The Future (1992) by Leonard Cohen

At this point I still haven’t heard much Leonard Cohen. It feels like it’s this gaping hole in my musical knowledge, particularly given that I am also Canadian. Now that he is dead, it feels like I really failed to give him his due in his lifetime, given that he is one of the Great Canadian Songwriters, and maybe even one of the greatest English language songwriters (though I have not heard anywhere near enough to agree or disagree with that).

I find myself listening more often to his less classic albums when I do get around to him, and that is giving me a really weird perspective. This one appears to have a mixed reputation but more people think it’s more classic than not, certainly compared to his records immediately preceding it.

What I find while listening to this particular version of him is that the lyrics are dense and provocative. Cohen’s lyrics are among the densest post-Dylan lyrics I have ever heard. Having now heard three of his albums, and having listened to an absolute ton of other songwriters from his generation, I feel like it’s safe to say that Cohen is perhaps the only post-Dylan songwriter to really create the dense tapestries of words that Dylan did in his prime. (That is not to say their lyrics are similar, just to say that Cohen is perhaps the only other English-language lyricist I’m aware of who might warrant his own university-level course.)
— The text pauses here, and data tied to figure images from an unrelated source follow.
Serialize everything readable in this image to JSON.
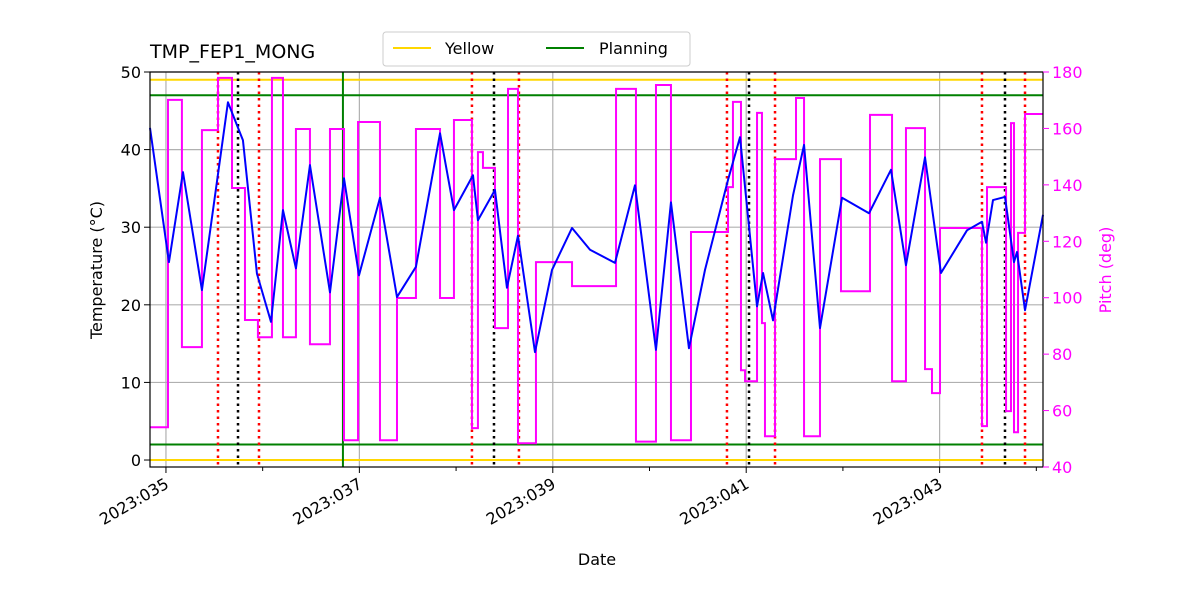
{
  "chart_data": {
    "type": "line",
    "title": "TMP_FEP1_MONG",
    "xlabel": "Date",
    "ylabel": "Temperature (°C)",
    "y2label": "Pitch (deg)",
    "xlim": [
      34.835,
      44.069
    ],
    "ylim": [
      -0.9,
      50
    ],
    "y2lim": [
      40,
      180
    ],
    "grid": true,
    "legend_placement": "top-center-outside",
    "x_ticks": [
      {
        "value": 35,
        "label": "2023:035"
      },
      {
        "value": 37,
        "label": "2023:037"
      },
      {
        "value": 39,
        "label": "2023:039"
      },
      {
        "value": 41,
        "label": "2023:041"
      },
      {
        "value": 43,
        "label": "2023:043"
      }
    ],
    "x_minor_ticks": [
      36,
      38,
      40,
      42,
      44
    ],
    "y_ticks": [
      0,
      10,
      20,
      30,
      40,
      50
    ],
    "y2_ticks": [
      40,
      60,
      80,
      100,
      120,
      140,
      160,
      180
    ],
    "colors": {
      "temperature": "#0000ff",
      "pitch": "#ff00ff",
      "yellow": "#ffd700",
      "planning": "#008000",
      "red_marker": "#ff0000",
      "black_marker": "#000000",
      "grid": "#b0b0b0"
    },
    "legend": [
      {
        "name": "Yellow",
        "color": "#ffd700"
      },
      {
        "name": "Planning",
        "color": "#008000"
      }
    ],
    "limits": {
      "yellow": [
        49,
        0
      ],
      "planning": [
        47,
        2
      ]
    },
    "planning_vertical_day": 36.83,
    "red_dotted_days": [
      35.538,
      35.962,
      38.164,
      38.65,
      40.801,
      41.298,
      43.438,
      43.883
    ],
    "black_dotted_days": [
      35.745,
      38.392,
      41.029,
      43.676
    ],
    "temperature": {
      "x": [
        34.835,
        35.031,
        35.176,
        35.372,
        35.641,
        35.796,
        35.941,
        36.086,
        36.21,
        36.344,
        36.489,
        36.696,
        36.841,
        36.996,
        37.213,
        37.389,
        37.585,
        37.834,
        37.978,
        38.175,
        38.226,
        38.402,
        38.526,
        38.64,
        38.816,
        38.992,
        39.199,
        39.385,
        39.643,
        39.85,
        40.067,
        40.222,
        40.408,
        40.574,
        40.812,
        40.936,
        41.112,
        41.174,
        41.277,
        41.484,
        41.598,
        41.763,
        41.991,
        42.27,
        42.497,
        42.652,
        42.849,
        43.014,
        43.283,
        43.438,
        43.48,
        43.552,
        43.676,
        43.769,
        43.8,
        43.883,
        44.069
      ],
      "y": [
        42.8,
        25.5,
        37.1,
        21.9,
        46.1,
        41.2,
        24.0,
        17.8,
        32.2,
        24.7,
        38.0,
        21.6,
        36.3,
        23.8,
        33.8,
        21.0,
        24.9,
        42.1,
        32.2,
        36.7,
        30.9,
        34.8,
        22.2,
        28.9,
        13.9,
        24.5,
        29.9,
        27.1,
        25.4,
        35.4,
        14.2,
        33.2,
        14.4,
        24.5,
        36.1,
        41.6,
        19.8,
        24.1,
        18.0,
        34.1,
        40.6,
        17.0,
        33.8,
        31.8,
        37.4,
        25.1,
        39.0,
        24.1,
        29.6,
        30.7,
        28.0,
        33.5,
        33.9,
        25.5,
        26.8,
        19.3,
        31.6
      ]
    },
    "pitch_steps": {
      "x": [
        34.835,
        35.021,
        35.165,
        35.372,
        35.538,
        35.683,
        35.817,
        35.951,
        36.096,
        36.21,
        36.344,
        36.489,
        36.696,
        36.841,
        36.986,
        37.213,
        37.389,
        37.585,
        37.834,
        37.978,
        38.164,
        38.226,
        38.278,
        38.402,
        38.537,
        38.64,
        38.826,
        39.199,
        39.654,
        39.86,
        40.067,
        40.222,
        40.429,
        40.812,
        40.863,
        40.946,
        40.988,
        41.112,
        41.163,
        41.194,
        41.298,
        41.515,
        41.598,
        41.763,
        41.98,
        42.28,
        42.508,
        42.652,
        42.849,
        42.921,
        43.004,
        43.438,
        43.49,
        43.687,
        43.738,
        43.769,
        43.811,
        43.883,
        44.069
      ],
      "y": [
        54.1,
        170.1,
        82.5,
        159.4,
        177.9,
        138.9,
        92.1,
        86.0,
        177.9,
        86.0,
        159.8,
        83.5,
        159.8,
        49.5,
        162.3,
        49.5,
        99.9,
        159.8,
        99.9,
        163.0,
        53.8,
        151.6,
        146.0,
        89.2,
        174.0,
        48.4,
        112.6,
        104.1,
        174.0,
        49.0,
        175.4,
        49.5,
        123.3,
        139.2,
        169.4,
        74.3,
        70.4,
        165.5,
        91.0,
        50.9,
        149.1,
        170.8,
        50.9,
        149.1,
        102.3,
        164.8,
        70.4,
        160.1,
        74.7,
        66.2,
        124.7,
        54.5,
        139.2,
        59.8,
        161.9,
        52.3,
        123.0,
        165.1,
        165.1
      ]
    }
  }
}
But the music: it is very contemporary (“modern” for the time) and very much full of sounds one would associate with the adult contemporary of the day. On some tracks it’s better than others, but some tracks have elements that just about scream out their era. Dated production is one of my pet peeves and there are a number of songs here which would really benefit from some more traditional instrumentation.

But Cohen’s songs are strong enough that I can usually forgive this. And though I don’t know the originals of the covers, Cohen’s versions sound to me like they are Leonard Cohen songs, without the famous lyrics, so that’s something.

I can’t say where this stands in the catalogue but I definitely like it less than the earliest record of his I’ve heard. It’s a little too ’90s adult contemporary for me. But Cohen remains (nearly) a peerless lyricist.